Survey shows cotton producers could increase acres in 2016

Survey shows cotton producers could increase acres in 2016

The survey indicated growers in some areas appear reluctant to return to cotton. Acres could actually decline in the Southeast, as farmers try other crops. In the Delta, that crop could be corn, and in the Carolinas and Georgia, peanuts, according to the survey. 

U.S. cotton producers want to increase their acres by 7 percent in 2016, according to a new survey by Delta Farm Press and Farm Futures Magazine.
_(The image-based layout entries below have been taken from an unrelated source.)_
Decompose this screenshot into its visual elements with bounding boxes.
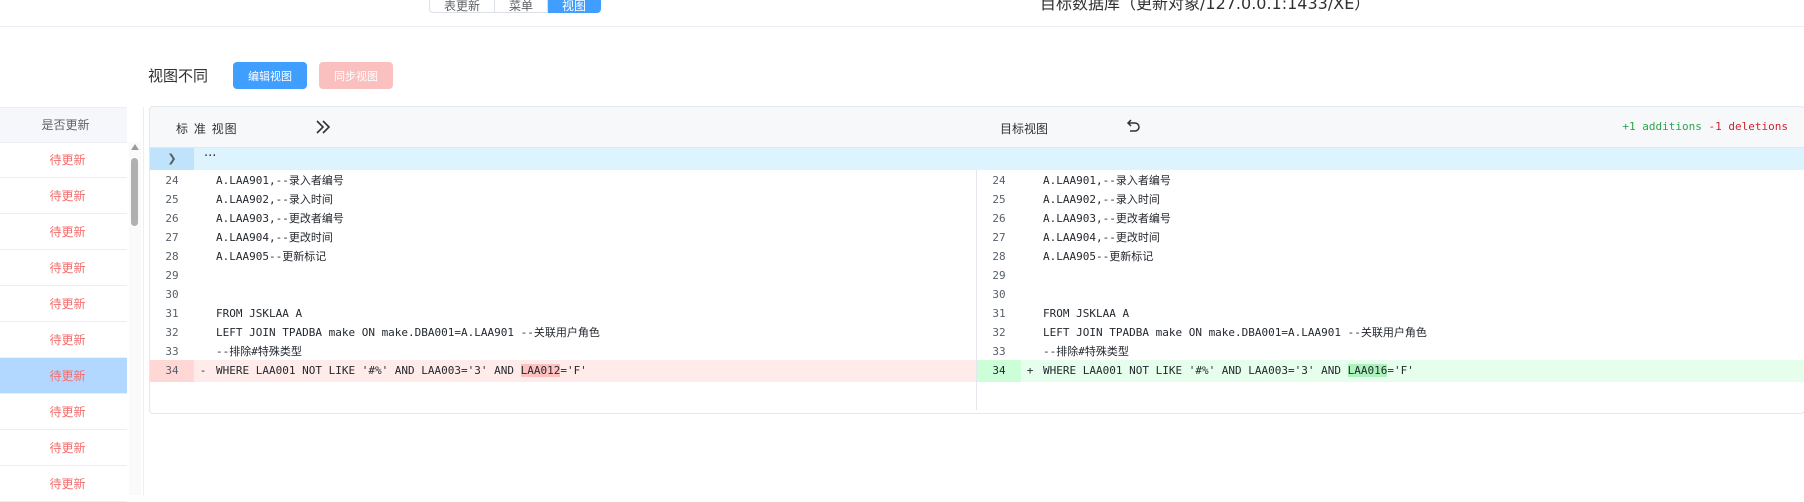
code-text-pre: WHERE LAA001 NOT LIKE '#%' AND LAA003='3… <box>216 364 521 377</box>
update-status-table: 是否更新 待更新 待更新 待更新 待更新 待更新 待更新 待更新 待更新 待更新… <box>0 107 144 502</box>
table-row[interactable]: 待更新 <box>0 214 127 250</box>
target-view-title: 目标视图 <box>1000 122 1049 136</box>
column-header-update-status[interactable]: 是否更新 <box>0 107 127 143</box>
code-text: WHERE LAA001 NOT LIKE '#%' AND LAA003='3… <box>1043 360 1414 382</box>
table-row-selected[interactable]: 待更新 <box>0 358 127 394</box>
table-row[interactable]: 待更新 <box>0 286 127 322</box>
column-header-label: 是否更新 <box>41 118 90 132</box>
added-line: 34 + WHERE LAA001 NOT LIKE '#%' AND LAA003… <box>977 360 1804 382</box>
edit-view-button[interactable]: 编辑视图 <box>233 62 307 89</box>
target-view-pane: 24 A.LAA901,--录入者编号 25 A.LAA902,--录入时间 26 A.L… <box>977 170 1804 410</box>
deletions-count: -1 deletions <box>1708 120 1788 133</box>
line-number: 34 <box>150 360 194 382</box>
undo-icon[interactable] <box>1124 117 1142 135</box>
code-text-post: ='F' <box>560 364 587 377</box>
code-text-post: ='F' <box>1387 364 1414 377</box>
line-number: 34 <box>977 360 1021 382</box>
code-text-pre: WHERE LAA001 NOT LIKE '#%' AND LAA003='3… <box>1043 364 1348 377</box>
chevron-right-icon[interactable]: ❯ <box>150 148 194 170</box>
collapsed-lines-row[interactable]: ❯ ··· <box>150 148 1804 170</box>
scroll-up-arrow-icon[interactable] <box>131 144 139 150</box>
table-row[interactable]: 待更新 <box>0 250 127 286</box>
scrollbar-thumb[interactable] <box>131 158 138 226</box>
table-row[interactable]: 待更新 <box>0 142 127 178</box>
sync-view-button[interactable]: 同步视图 <box>319 62 393 89</box>
tab-view[interactable]: 视图 <box>548 0 602 13</box>
code-text: WHERE LAA001 NOT LIKE '#%' AND LAA003='3… <box>216 360 587 382</box>
standard-view-pane: 24 A.LAA901,--录入者编号 25 A.LAA902,--录入时间 26 A.L… <box>150 170 977 410</box>
plus-marker: + <box>1026 364 1034 377</box>
table-row[interactable]: 待更新 <box>0 466 127 502</box>
table-row[interactable]: 待更新 <box>0 394 127 430</box>
double-chevron-right-icon[interactable] <box>314 119 332 135</box>
additions-count: +1 additions <box>1622 120 1702 133</box>
diff-stats: +1 additions -1 deletions <box>1622 120 1788 133</box>
minus-marker: - <box>199 364 207 377</box>
diff-viewer: 标 准 视图 目标视图 +1 additions -1 deletions ❯ … <box>149 106 1804 414</box>
table-row[interactable]: 待更新 <box>0 430 127 466</box>
diff-status-label: 视图不同 <box>148 67 209 85</box>
deleted-line: 34- WHERE LAA001 NOT LIKE '#%' AND LAA003… <box>150 360 976 382</box>
table-body: 待更新 待更新 待更新 待更新 待更新 待更新 待更新 待更新 待更新 待更新 <box>0 142 127 502</box>
target-database-title: 目标数据库（更新对象/127.0.0.1:1433/XE） <box>1040 0 1371 13</box>
standard-view-title: 标 准 视图 <box>176 122 238 136</box>
table-row[interactable]: 待更新 <box>0 322 127 358</box>
changed-token: LAA016 <box>1347 364 1388 377</box>
changed-token: LAA012 <box>520 364 561 377</box>
tab-menu[interactable]: 菜单 <box>495 0 549 13</box>
vertical-scrollbar[interactable] <box>129 142 141 495</box>
tab-table-update[interactable]: 表更新 <box>429 0 496 13</box>
table-row[interactable]: 待更新 <box>0 178 127 214</box>
tab-group: 表更新 菜单 视图 <box>429 0 602 13</box>
diff-header: 标 准 视图 目标视图 +1 additions -1 deletions <box>150 107 1804 148</box>
collapsed-lines-label: ··· <box>204 149 217 164</box>
top-bar: 表更新 菜单 视图 目标数据库（更新对象/127.0.0.1:1433/XE） <box>0 0 1804 27</box>
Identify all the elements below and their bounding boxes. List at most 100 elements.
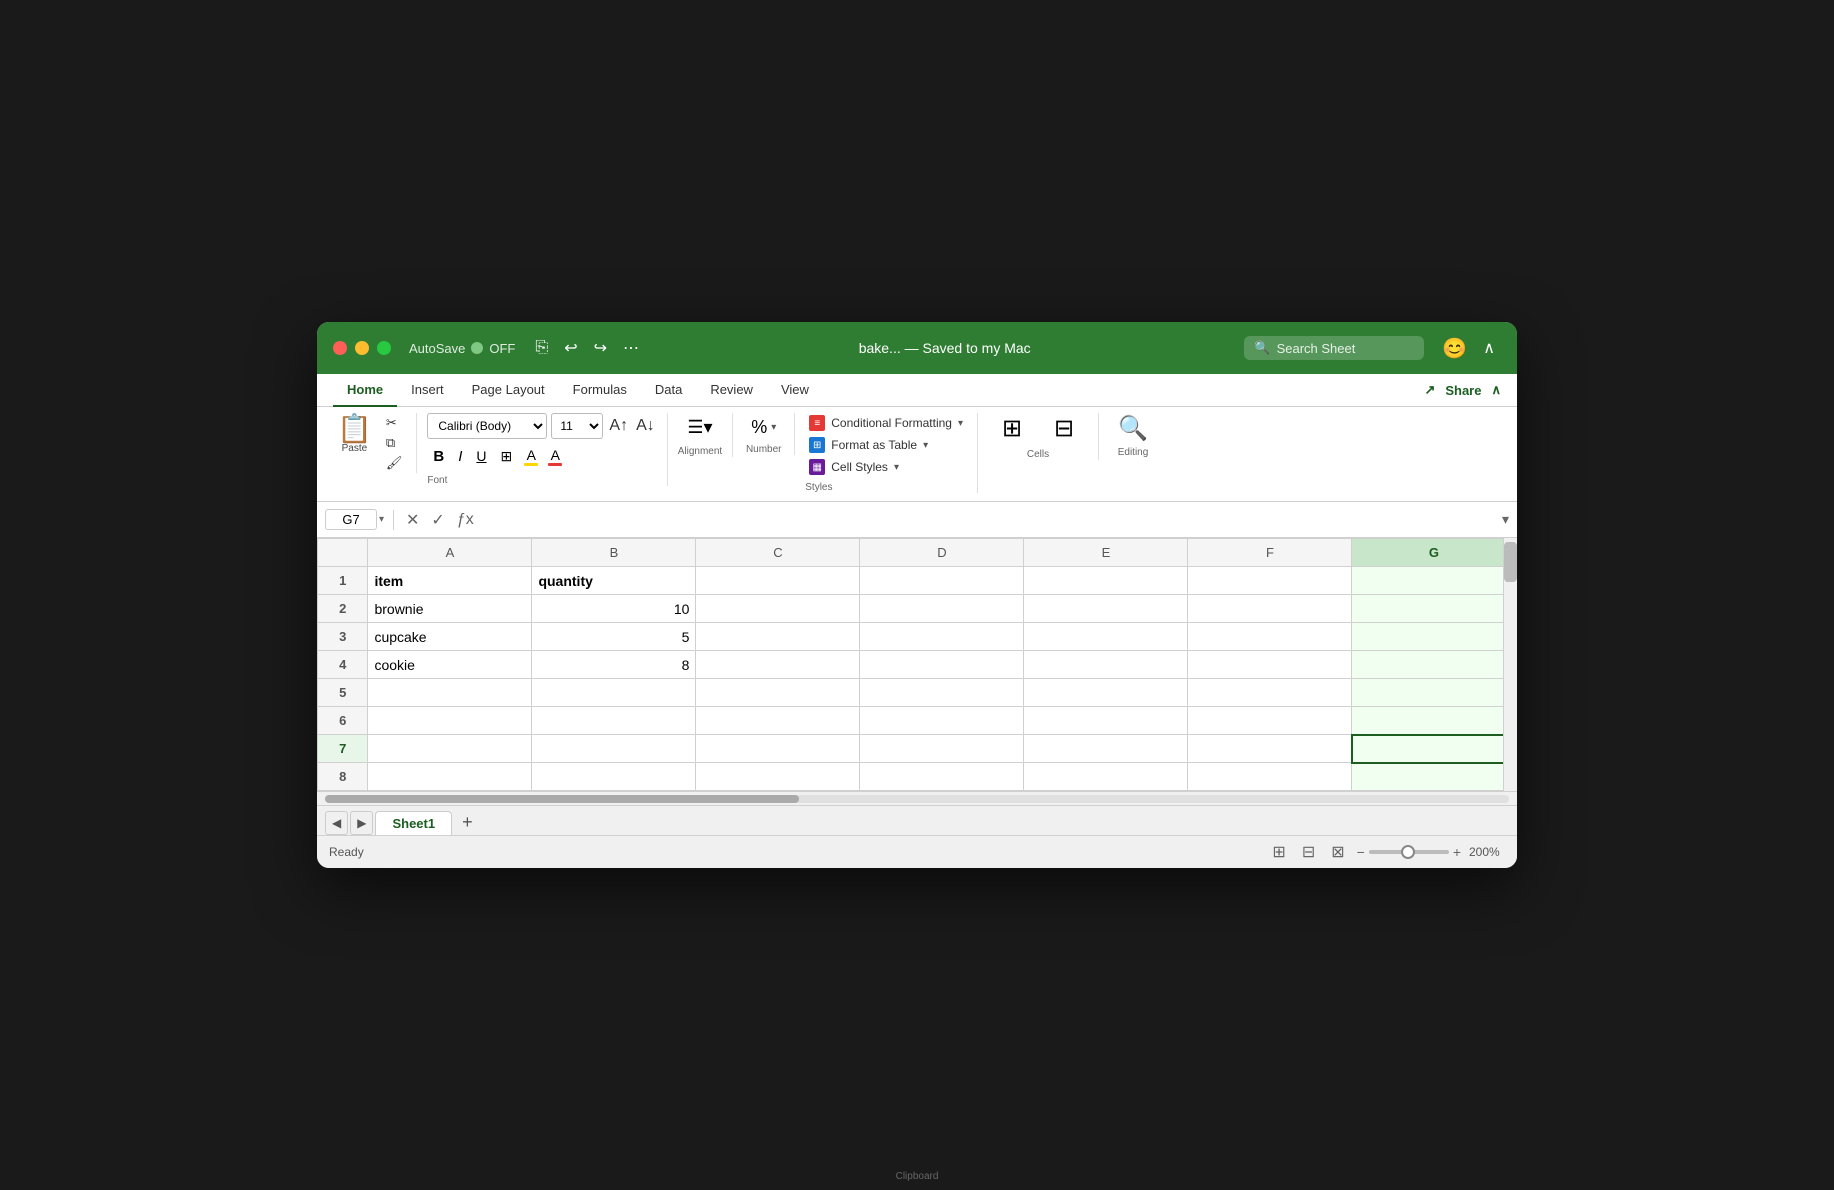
cell-D2[interactable] — [860, 595, 1024, 623]
save-icon[interactable]: ⎘ — [529, 334, 554, 362]
row-number-1[interactable]: 1 — [318, 567, 368, 595]
cell-F8[interactable] — [1188, 763, 1352, 791]
sheet-tab-sheet1[interactable]: Sheet1 — [375, 811, 452, 835]
cell-E6[interactable] — [1024, 707, 1188, 735]
row-number-7[interactable]: 7 — [318, 735, 368, 763]
cell-F2[interactable] — [1188, 595, 1352, 623]
cell-G1[interactable] — [1352, 567, 1516, 595]
tab-data[interactable]: Data — [641, 374, 696, 407]
cell-C8[interactable] — [696, 763, 860, 791]
cell-G3[interactable] — [1352, 623, 1516, 651]
cell-B7[interactable] — [532, 735, 696, 763]
col-header-f[interactable]: F — [1188, 539, 1352, 567]
fill-color-button[interactable]: A — [520, 445, 542, 468]
border-button[interactable]: ⊞ — [495, 443, 519, 469]
vertical-scrollbar[interactable] — [1503, 538, 1517, 791]
row-number-4[interactable]: 4 — [318, 651, 368, 679]
cut-button[interactable]: ✂ — [382, 413, 407, 433]
sheet-nav-next[interactable]: ▶ — [350, 811, 373, 835]
cell-G7[interactable] — [1352, 735, 1516, 763]
insert-function-button[interactable]: ƒx — [453, 509, 478, 531]
font-color-button[interactable]: A — [544, 445, 566, 468]
cell-E5[interactable] — [1024, 679, 1188, 707]
share-button[interactable]: ↗ Share ∧ — [1424, 382, 1501, 398]
col-header-d[interactable]: D — [860, 539, 1024, 567]
row-number-2[interactable]: 2 — [318, 595, 368, 623]
cell-A4[interactable]: cookie — [368, 651, 532, 679]
col-header-e[interactable]: E — [1024, 539, 1188, 567]
horizontal-scrollbar[interactable] — [317, 791, 1517, 805]
bold-button[interactable]: B — [427, 443, 450, 469]
cell-B5[interactable] — [532, 679, 696, 707]
cell-B3[interactable]: 5 — [532, 623, 696, 651]
copy-button[interactable]: ⧉ — [382, 433, 407, 453]
cell-E3[interactable] — [1024, 623, 1188, 651]
row-number-6[interactable]: 6 — [318, 707, 368, 735]
cell-C5[interactable] — [696, 679, 860, 707]
add-sheet-button[interactable]: + — [454, 810, 481, 835]
cell-C4[interactable] — [696, 651, 860, 679]
cell-C3[interactable] — [696, 623, 860, 651]
cell-ref-input[interactable] — [325, 509, 377, 530]
cell-F1[interactable] — [1188, 567, 1352, 595]
italic-button[interactable]: I — [452, 443, 468, 469]
editing-button[interactable]: 🔍 — [1109, 413, 1157, 445]
cell-B4[interactable]: 8 — [532, 651, 696, 679]
page-break-view-button[interactable]: ⊠ — [1327, 840, 1348, 864]
cells-delete-button[interactable]: ⊟ — [1040, 413, 1088, 445]
format-painter-button[interactable]: 🖌 — [382, 453, 407, 473]
cell-D3[interactable] — [860, 623, 1024, 651]
autosave-control[interactable]: AutoSave OFF — [409, 341, 515, 356]
cell-E7[interactable] — [1024, 735, 1188, 763]
undo-icon[interactable]: ↩ — [558, 334, 583, 362]
cell-A8[interactable] — [368, 763, 532, 791]
font-name-selector[interactable]: Calibri (Body) — [427, 413, 547, 439]
cancel-formula-button[interactable]: ✕ — [402, 508, 423, 532]
cell-C7[interactable] — [696, 735, 860, 763]
minimize-button[interactable] — [355, 341, 369, 355]
accept-formula-button[interactable]: ✓ — [427, 508, 448, 532]
cell-E2[interactable] — [1024, 595, 1188, 623]
zoom-in-button[interactable]: + — [1453, 844, 1461, 860]
cell-C2[interactable] — [696, 595, 860, 623]
cell-B6[interactable] — [532, 707, 696, 735]
redo-icon[interactable]: ↪ — [588, 334, 613, 362]
cell-A1[interactable]: item — [368, 567, 532, 595]
cell-G8[interactable] — [1352, 763, 1516, 791]
cell-D1[interactable] — [860, 567, 1024, 595]
tab-formulas[interactable]: Formulas — [559, 374, 641, 407]
cell-B1[interactable]: quantity — [532, 567, 696, 595]
font-size-selector[interactable]: 11 — [551, 413, 603, 439]
row-number-8[interactable]: 8 — [318, 763, 368, 791]
number-button[interactable]: % ▾ — [743, 413, 784, 442]
cell-C1[interactable] — [696, 567, 860, 595]
tab-view[interactable]: View — [767, 374, 823, 407]
tab-insert[interactable]: Insert — [397, 374, 458, 407]
cell-E1[interactable] — [1024, 567, 1188, 595]
col-header-c[interactable]: C — [696, 539, 860, 567]
cell-D4[interactable] — [860, 651, 1024, 679]
more-icon[interactable]: ⋯ — [617, 334, 645, 362]
cell-G2[interactable] — [1352, 595, 1516, 623]
formula-input[interactable] — [486, 510, 1494, 529]
cell-A3[interactable]: cupcake — [368, 623, 532, 651]
cell-G5[interactable] — [1352, 679, 1516, 707]
cell-A6[interactable] — [368, 707, 532, 735]
font-shrink-button[interactable]: A↓ — [634, 415, 657, 437]
zoom-out-button[interactable]: − — [1357, 844, 1365, 860]
cell-C6[interactable] — [696, 707, 860, 735]
formula-expand-icon[interactable]: ▾ — [1502, 511, 1509, 528]
paste-button[interactable]: 📋 Paste — [333, 413, 380, 456]
search-bar[interactable]: 🔍 Search Sheet — [1244, 336, 1424, 360]
col-header-g[interactable]: G — [1352, 539, 1516, 567]
cell-F4[interactable] — [1188, 651, 1352, 679]
normal-view-button[interactable]: ⊞ — [1268, 840, 1289, 864]
zoom-slider[interactable] — [1369, 850, 1449, 854]
cell-E8[interactable] — [1024, 763, 1188, 791]
underline-button[interactable]: U — [470, 443, 492, 469]
tab-review[interactable]: Review — [696, 374, 767, 407]
tab-page-layout[interactable]: Page Layout — [458, 374, 559, 407]
page-layout-view-button[interactable]: ⊟ — [1298, 840, 1319, 864]
cell-D8[interactable] — [860, 763, 1024, 791]
cell-styles-button[interactable]: ▦ Cell Styles ▾ — [805, 457, 967, 477]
After seedings plunged 21 percent last year due to bad weather at planting and low prices, growers will try to plant some, but not all of that ground back to cotton, those responding to the survey said.

The survey pegged all-cotton plantings at 9.19 million acres, compared to 8.6 million last year and 11 million in 2014. Growers have planted as many as 15 million acres of cotton in the years prior to corn futures reaching $4 per bushel in 2008.

The survey indicated growers in some areas appear reluctant to return to cotton. Acres could actually decline in the Southeast, as farmers try other crops. In the Delta, that crop could be corn, according to the survey. U.S. farmers overall say they want to boost corn plantings 1.7 percent to 89.5 million. Soybean seedings could fall 500,000, to 82.2 million.

Cotton could get a boost in the Southwest where plantings could bounce back from last year’s weather-impacted crop. Cotton seedings in Texas dropped by 1.4 million acres last spring due to untimely rainfall. Farmers were prevented from planting 400,000 of that, according to data released by USDA’s Farm Service Agency.

The cotton survey was included in a query of more than 1,550 farmers nationwide conducted by email from Dec. 7 to Jan. 4. USDA releases results of its first survey of prospective plantings for spring crops March 31.